ÜRETİM VE TİCARET SİSTEMLERİ İKLİM DOSTU ŞEKLE DÖNÜŞTÜRÜLMELİ
Kestelli son olarak küresel iklim değişikliğine dikkat çekerek üretim şeklinin iklim dostu bir şekle dönüştürülmesi gerektiğini aktardı, “Dünya yeni bir yön arayışında. Birçok etkinin bir araya gelmesi ile son 3-4 yılda ortaya çıkan durum devam mı edecek? Yoksa 2024 yılı bir toparlanma sürecinin başlangıcı mı olacak? Bu durum, özellikle süreci biraz geriden takip eden bizim gibi ülkeler için belirsizliğini koruyor. Tüm bu süreçleri etkileyen bir diğer konu ise küresel iklim değişikliği. Kesin olan bir şey var ki, üretim sistemlerinden ticarete yaşamın her alanı hem iklim değişikliğinin kendisinden hem de mücadelesinden etkilenecek.
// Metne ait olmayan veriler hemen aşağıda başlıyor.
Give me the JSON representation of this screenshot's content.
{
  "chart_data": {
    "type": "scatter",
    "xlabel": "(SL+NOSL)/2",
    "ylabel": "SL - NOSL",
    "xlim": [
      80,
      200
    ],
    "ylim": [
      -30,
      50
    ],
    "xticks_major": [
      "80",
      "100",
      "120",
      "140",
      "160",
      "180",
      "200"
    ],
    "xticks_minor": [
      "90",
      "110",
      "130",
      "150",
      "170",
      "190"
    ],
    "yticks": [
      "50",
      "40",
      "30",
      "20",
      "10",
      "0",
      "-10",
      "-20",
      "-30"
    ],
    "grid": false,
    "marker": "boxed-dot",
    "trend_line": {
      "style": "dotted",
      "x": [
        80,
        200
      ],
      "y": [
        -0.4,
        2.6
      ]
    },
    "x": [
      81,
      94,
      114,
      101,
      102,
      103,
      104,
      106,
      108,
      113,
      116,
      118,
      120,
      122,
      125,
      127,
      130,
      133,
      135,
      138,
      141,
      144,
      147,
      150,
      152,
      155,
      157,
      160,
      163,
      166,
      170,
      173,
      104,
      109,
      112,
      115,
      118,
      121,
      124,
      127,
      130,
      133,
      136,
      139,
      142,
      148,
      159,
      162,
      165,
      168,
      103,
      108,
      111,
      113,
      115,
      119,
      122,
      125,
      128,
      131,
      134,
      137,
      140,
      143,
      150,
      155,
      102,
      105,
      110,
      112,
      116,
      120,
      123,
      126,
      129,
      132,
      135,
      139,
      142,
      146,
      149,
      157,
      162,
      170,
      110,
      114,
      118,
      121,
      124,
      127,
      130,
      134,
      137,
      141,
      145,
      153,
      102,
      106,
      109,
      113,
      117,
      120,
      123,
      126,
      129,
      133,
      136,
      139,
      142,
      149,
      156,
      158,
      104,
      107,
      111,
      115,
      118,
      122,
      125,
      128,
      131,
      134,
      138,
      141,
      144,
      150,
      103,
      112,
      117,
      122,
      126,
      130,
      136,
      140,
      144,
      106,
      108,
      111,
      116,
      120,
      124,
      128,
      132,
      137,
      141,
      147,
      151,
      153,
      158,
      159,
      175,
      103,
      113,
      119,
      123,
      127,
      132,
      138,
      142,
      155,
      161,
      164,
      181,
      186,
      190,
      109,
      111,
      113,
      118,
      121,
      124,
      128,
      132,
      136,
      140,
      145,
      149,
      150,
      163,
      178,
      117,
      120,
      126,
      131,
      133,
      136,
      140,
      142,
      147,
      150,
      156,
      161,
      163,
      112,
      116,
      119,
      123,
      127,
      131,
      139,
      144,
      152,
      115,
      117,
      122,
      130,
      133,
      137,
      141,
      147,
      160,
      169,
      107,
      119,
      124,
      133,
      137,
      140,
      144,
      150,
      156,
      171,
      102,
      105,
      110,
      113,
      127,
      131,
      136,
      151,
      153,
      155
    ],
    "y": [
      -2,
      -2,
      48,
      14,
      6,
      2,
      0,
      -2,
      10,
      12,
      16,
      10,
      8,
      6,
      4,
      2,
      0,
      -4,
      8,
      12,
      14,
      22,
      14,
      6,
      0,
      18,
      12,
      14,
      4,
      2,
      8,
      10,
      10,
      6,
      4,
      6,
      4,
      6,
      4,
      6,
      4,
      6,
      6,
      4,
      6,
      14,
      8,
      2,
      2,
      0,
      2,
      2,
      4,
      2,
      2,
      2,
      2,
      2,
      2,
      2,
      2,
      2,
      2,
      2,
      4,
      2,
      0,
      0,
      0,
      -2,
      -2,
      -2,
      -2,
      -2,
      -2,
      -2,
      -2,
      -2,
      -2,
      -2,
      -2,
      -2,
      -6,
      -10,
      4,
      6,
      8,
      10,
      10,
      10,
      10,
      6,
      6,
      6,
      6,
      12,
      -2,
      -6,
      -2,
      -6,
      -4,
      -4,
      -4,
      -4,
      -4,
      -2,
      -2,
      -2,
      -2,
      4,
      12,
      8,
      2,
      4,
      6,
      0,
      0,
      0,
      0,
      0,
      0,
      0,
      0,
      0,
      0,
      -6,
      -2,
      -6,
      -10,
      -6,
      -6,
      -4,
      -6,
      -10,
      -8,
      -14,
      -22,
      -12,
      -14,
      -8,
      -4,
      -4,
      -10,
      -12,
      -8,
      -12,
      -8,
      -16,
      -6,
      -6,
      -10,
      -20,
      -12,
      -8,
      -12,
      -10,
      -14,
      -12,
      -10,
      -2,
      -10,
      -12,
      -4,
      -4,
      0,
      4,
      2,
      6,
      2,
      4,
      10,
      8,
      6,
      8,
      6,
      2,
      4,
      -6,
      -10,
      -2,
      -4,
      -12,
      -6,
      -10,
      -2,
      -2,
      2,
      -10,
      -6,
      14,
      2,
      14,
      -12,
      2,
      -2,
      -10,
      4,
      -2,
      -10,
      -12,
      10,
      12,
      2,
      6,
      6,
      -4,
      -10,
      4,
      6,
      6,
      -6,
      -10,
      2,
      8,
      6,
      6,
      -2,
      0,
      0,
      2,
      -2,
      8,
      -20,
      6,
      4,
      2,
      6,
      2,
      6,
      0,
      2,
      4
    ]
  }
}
Nitekim, Kuzey yarımküre 2023 yazında dünya tarihindeki en sıcak üç ayını yaşadı ve tarımsal üretim kadar günlük yaşamlarda bundan olumsuz etkilendi. İklim değişikliği ile mücadelenin en önemli noktası 2015 yılındaki Paris Anlaşması ve her yıl düzenlenen ve kısaca COP olarak adlandırılan Birleşmiş Milletler İklim Zirvesi. Zirvenin 28’incisi geçtiğimiz günlerde Birleşik Arap Emirlikleri’nde gerçekleştirildi. Karar metninde fosil yakıtlara açıkça değinen ilk zirve olması nedeniyle kimileri tarafından “tarihi bir zirve” olarak adlandırılsa da bazı çevreler anlaşmanın yetersiz olduğunu belirterek iklim değişikliğiyle mücadeledeki yavaş ilerlemeyi eleştiriyor. Zirvede, gıda üretimini ve üreticileri iklim değişikliğinin etkilerine karşı korumayı öngören “Sürdürülebilir Tarım, Dirençli Gıda Sistemleri ve İklim Eylemi Bildirisi’nin” Türkiye dahil 159 ülke tarafından imzalanması faaliyet alanımız olan tarımda küresel bir konsensusun olduğuna işaret ediyor diyebiliriz.Küresel ortak bir iradenin olması bizler için çok net bir sonuç ortaya çıkıyor. Mevcut iş kapasitelerimizi korumak ya da artırmak istiyorsak üretim ve ticaret sistemlerimizi yakın gelecekte iklim dostu şekle dönüştürmek zorundayız.Bu konuda firmalarımızın yanı sıra, teknik destek ve yönlendirme konusunda Borsamıza da önemli görevler düştüğünün farkındayız ve çalışma planlarımızda bunu dikkate aldığımızı ifade etmek istiyorum” diyerek sözlerine son verdi.